Biography by Gerd Gemünden
Professor of German Studies, Film and Media Studies, and Comparative Literature
(b. Rózsahegy, Hungary 1904 – d. Hollywood 1964)
Born as Ladislav Loewenstein. Actor. Interested in the theater from early on, Lorre acted on various stages in Breslau, Zurich and Vienna before coming to Berlin in 1929 when Bertolt Brecht invited him to play the role of Fabian in his production of Marieluise Fleißer’s Pioniere in Ingolstadt. Performances in Dantons Tod and Frühlings Erwachen followed. 1931 proved to be the year of Lorre’s breakthrough. Playing Gala Gay in Brecht’s own production of Mann ist Mann at night, Lorre would stand in front of the cameras of Fritz Lang during the day in the role of the child murderer Hans Beckert in the director’s first sound feature, M. The success of the film turned Lorre into an international film star; after M he appeared in eight more German films, often in smaller comical roles.
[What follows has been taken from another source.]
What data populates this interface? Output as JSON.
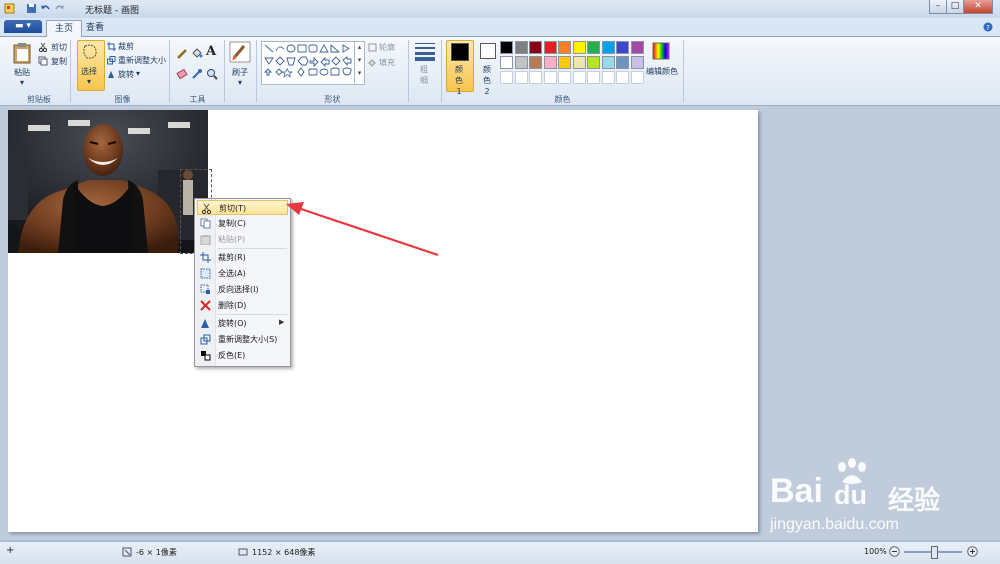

In 1933, Lorre emigrated via the much-traveled route first to Vienna, then Paris, then London, before reaching the US through a contract with Columbia Pictures. Known in the United States primarily for his performances as the child murderer in M and as the anarchist in Hitchcock’s The Man Who Knew Too Much (1934), Lorre was typecast from the beginning of his U.S. career as a menacing and enigmatic presence, often as a sexual threat or outsider. His most successful period was at Warner Bros. where he appeared next to Humphey Bogart and Sidney Greenstreet in numerous films of the 1940s, most notably Casablanca (dir. Michael Curtiz, 1942). In the 1950s his career declined, and he returned to Germany to make his only film as director, Der Verlorene (1951). Disillusioned by the lack of success he returned to Hollywood where he would appear in endless self-parodies on film and television.